Sur le plateau de LCI le 10 juillet, François Bayrou a réaffirmé sa volonté de créer ce qu’il appelle une « banque de la démocratie » : « Je suis déterminé à proposer la ‘banque de la démocratie’ », a-t-il déclaré, soulignant que « ce qui est choquant, c’est que les financements de politiques sont décidés par des banques privées. » Le Premier ministre a confirmé que ce projet, déjà inscrit dans la déclaration de politique générale du 14 janvier, pourrait être rediscuté d’ici la fin de l’année, « non sans difficulté ».
Cette proposition vise à résoudre deux problèmes récurrents du financement politique en France : les obstacles à l’ouverture d’un compte de campagne, exigé par la loi, et les refus de prêts bancaires qui touchent certains candidats et formations politiques. Le texte rappelle que, face à ces difficultés, le Rassemblement national (RN) a eu recours à des financements étrangers dans le passé, empruntant en 2014 à une « banque tchéco-russe » et en 2022 à un « établissement hongrois », illustrant ainsi les lacunes du système actuel.
Contexte et genèse du projet
L’idée de créer une « banque de la démocratie » n’est pas nouvelle dans le parcours politique de François Bayrou. L’ancien garde des Sceaux la défendait dès les premières semaines de la présidence d’Emmanuel Macron, et elle a été intégrée à son projet de loi pour la confiance dans la vie politique lorsqu’il était au ministère de la Justice en 2017.
La loi portée à cette époque, votée après la démission de Bayrou, a habilité le gouvernement à prendre des mesures en faveur de la transparence et de la régulation du financement politique. Parmi les dispositions mentionnées figure la possibilité, pour l’exécutif, de créer une structure destinée à faciliter l’accès aux financements conformes aux règles électorales. En attendant la mise en place éventuelle d’une telle banque, le texte avait prévu la désignation d’un médiateur du crédit aux candidats et aux partis politiques pour faciliter les échanges avec les établissements financiers.
Objectifs proclamés et problèmes ciblés
Le principal objectif affiché de la « banque de la démocratie » est d’offrir une réponse institutionnelle aux situations où des acteurs politiques se trouvent exclus du circuit bancaire traditionnel pour le financement de leurs campagnes. La loi impose l’existence d’un compte de campagne ; lorsqu’un candidat ne parvient pas à en ouvrir un, cela complique la conformité légale de sa campagne et peut remettre en cause sa participation électorale.
De plus, les refus de prêts bancaires, parfois motivés par des critères commerciaux ou de réputation, peuvent contraindre certains partis à se tourner vers des solutions alternatives, y compris des financements étrangers.

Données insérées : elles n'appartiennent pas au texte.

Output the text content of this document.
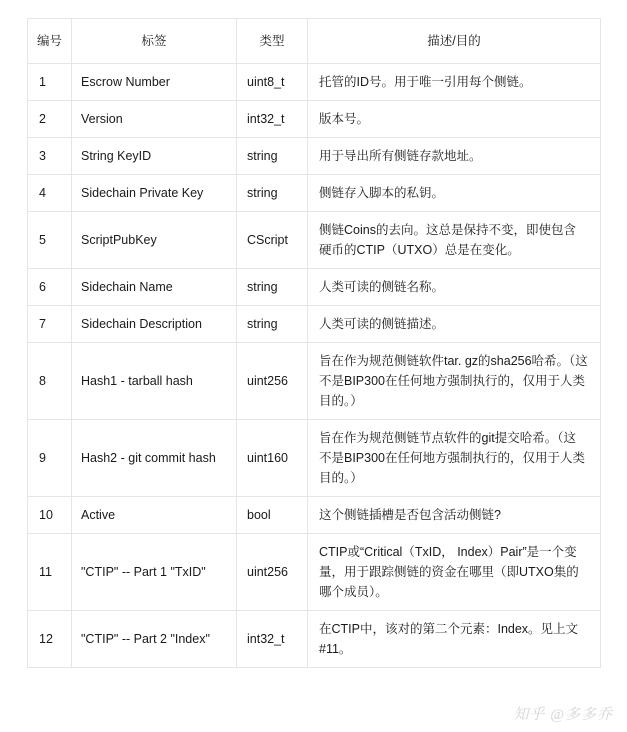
编号	标签	类型	描述/目的
1	Escrow Number	uint8_t	托管的ID号。用于唯一引用每个侧链。
2	Version	int32_t	版本号。
3	String KeyID	string	用于导出所有侧链存款地址。
4	Sidechain Private Key	string	侧链存入脚本的私钥。
5	ScriptPubKey	CScript	侧链Coins的去向。这总是保持不变，即使包含硬币的CTIP（UTXO）总是在变化。
6	Sidechain Name	string	人类可读的侧链名称。
7	Sidechain Description	string	人类可读的侧链描述。
8	Hash1 - tarball hash	uint256	旨在作为规范侧链软件tar. gz的sha256哈希。（这不是BIP300在任何地方强制执行的，仅用于人类目的。）
9	Hash2 - git commit hash	uint160	旨在作为规范侧链节点软件的git提交哈希。（这不是BIP300在任何地方强制执行的，仅用于人类目的。）
10	Active	bool	这个侧链插槽是否包含活动侧链?
11	"CTIP" -- Part 1 "TxID"	uint256	CTIP或“Critical（TxID， Index）Pair”是一个变量，用于跟踪侧链的资金在哪里（即UTXO集的哪个成员）。
12	"CTIP" -- Part 2 "Index"	int32_t	在CTIP中，该对的第二个元素：Index。见上文#11。
知乎 @多多乔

Les exemples cités — emprunts en 2014 et en 2022 — servent à illustrer le risque de contournement du cadre national lorsque l’accès au crédit est bloqué.
Les partisans du projet estiment qu’une structure publique ou adossée à l’État pourrait garantir l’égalité d’accès au financement pour l’ensemble des formations et des candidats, tout en respectant les exigences légales et de transparence imposées aux campagnes électorales. Les opposants, quant à eux, craignent des difficultés pratiques et juridiques ainsi que des polémiques sur l’indépendance d’un tel organisme par rapport au pouvoir politique. Le Premier ministre a d’ailleurs évoqué la possibilité de rediscuter le dossier, en reconnaissant implicitement que sa mise en œuvre rencontrerait des obstacles.
Parmi les défis attendus figurent des questions de nature juridique (cadre de création, statut exact de la structure), opérationnelle (mise en place de mécanismes de prêts et de garanties) et politique (acceptabilité par les acteurs concernés et perception d’impartialité). Le texte initial de 2017 avait tenté de prévoir une étape transitoire avec la médiation du crédit, sans pour autant aboutir à la création immédiate d’une banque dédiée.
La réactivation du sujet par François Bayrou et sa confirmation par le Premier ministre relancent donc un débat ancien sur la meilleure manière d’articuler souveraineté démocratique et pratiques bancaires dans le financement des campagnes. Le calendrier évoqué — une rediscussion possible d’ici à la fin de l’année — laissera le temps aux autorités et aux parties prenantes d’examiner les implications concrètes du projet, mais aussi d’identifier les obstacles juridiques et politiques à surmonter.
En l’état, la proposition reste un engagement politique inscrit dans des déclarations publiques et dans une précédente habilitation législative ; sa traduction en réalité opérationnelle dépendra des arbitrages à venir et des modalités précises qui seront retenues, si elles sont formellement proposées et adoptées.